Hayatın bu özel ve keyifli paylaşımını çok iyi anlaştığımız, sevdiğimiz dostlarımızla, arkadaşlarımızla, hayatımızdaki o özel insanlarla yaptığımızda; tüm yüklerimizden, tüm sıkıntılarımızdan arınıyor, etrafımızda olup bitene daha bir duyarlı yaklaşıyor, güzelliklerin daha bir farkına varıyor, kısacası hayatı daha çok seviyoruz. Öyle değil mi?

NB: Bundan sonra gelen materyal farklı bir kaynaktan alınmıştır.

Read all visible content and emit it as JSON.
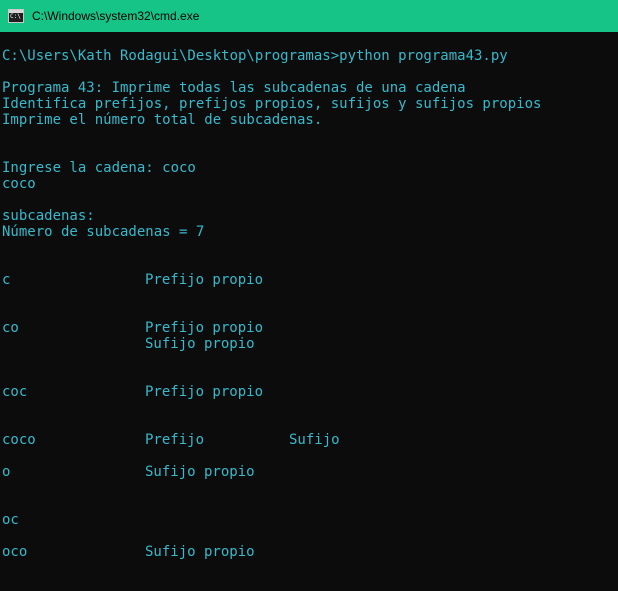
{
  "window": {
    "title": "C:\\Windows\\system32\\cmd.exe",
    "titlebar_color": "#16c488",
    "text_color": "#38b9cc",
    "background": "#0c0c0c"
  },
  "console": {
    "prompt": "C:\\Users\\Kath Rodagui\\Desktop\\programas>python programa43.py",
    "header": [
      "Programa 43: Imprime todas las subcadenas de una cadena",
      "Identifica prefijos, prefijos propios, sufijos y sufijos propios",
      "Imprime el número total de subcadenas."
    ],
    "input_prompt": "Ingrese la cadena: coco",
    "echo": "coco",
    "subcadenas_label": "subcadenas:",
    "count_line": "Número de subcadenas = 7",
    "results": [
      {
        "sub": "c",
        "col2": "Prefijo propio",
        "col3": "",
        "extra": ""
      },
      {
        "sub": "co",
        "col2": "Prefijo propio",
        "col3": "",
        "extra": "Sufijo propio"
      },
      {
        "sub": "coc",
        "col2": "Prefijo propio",
        "col3": "",
        "extra": ""
      },
      {
        "sub": "coco",
        "col2": "Prefijo",
        "col3": "Sufijo",
        "extra": ""
      },
      {
        "sub": "o",
        "col2": "Sufijo propio",
        "col3": "",
        "extra": ""
      },
      {
        "sub": "oc",
        "col2": "",
        "col3": "",
        "extra": ""
      },
      {
        "sub": "oco",
        "col2": "Sufijo propio",
        "col3": "",
        "extra": ""
      }
    ]
  }
}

Hemcinslerimiz ya da karşı cinslerimiz olsun hiç fark etmez. Yeter ki karşımızda bizi biz olduğumuz için seven, değişmemizi beklemeyen ve aradaki mesafeler ne kadar uzak olursa olsun kalbindeki sıcaklığı, sevgisinin tınılarını hissettiren  arkadaşlarımız olsun. Sayılarının çok olması da gerekmez. Elini elinizden, yüreğini yüreğinizden eksik etmeyen bir iki tane sıcacık kalp bulunsun yanınızda yörenizde, sırtınız kolay kolay yere gelmez. Bilirsiniz ki en zor anlarınızda onlar hep yanı başınızda olacaklar. En mutlu zamanlarınızda sizinle birlikte sevinip, mutluluğunuzu kat be kat artıracaklar. Kederli anlarınızı ve gözyaşlarınızı ise bir sünger misali içlerine çekerek sizi hafifletecekler.

İşte bu yüzden dertleşme ihtiyacı hissettiğimiz o naif anlarımızda bizi biz olduğumuz için seven gerçek dostlar, sıcacık kalpler aranır. Çünkü dostluk, Emre Kongar’ın ‘’Kızlarıma Mektuplar’’ isimli romanında belirttiği gibi aslında ‘’yaşam boyu en zor yakalanan ilişkidir. Başkalarıyla, onların size hissettikleri dostluk duygusuna aynı biçimde karşılık verildiğinde geliştirilen bir ilişkidir. Karşılıklı sevgiye, saygıya ve güvene dayalı dostluk ilişkisi yılların geçmesi ile insanların birbirlerini tanıması ve tartmasıyla oluşan güven duygusu etrafında meydana gelir.’’ Ne kadar doğru.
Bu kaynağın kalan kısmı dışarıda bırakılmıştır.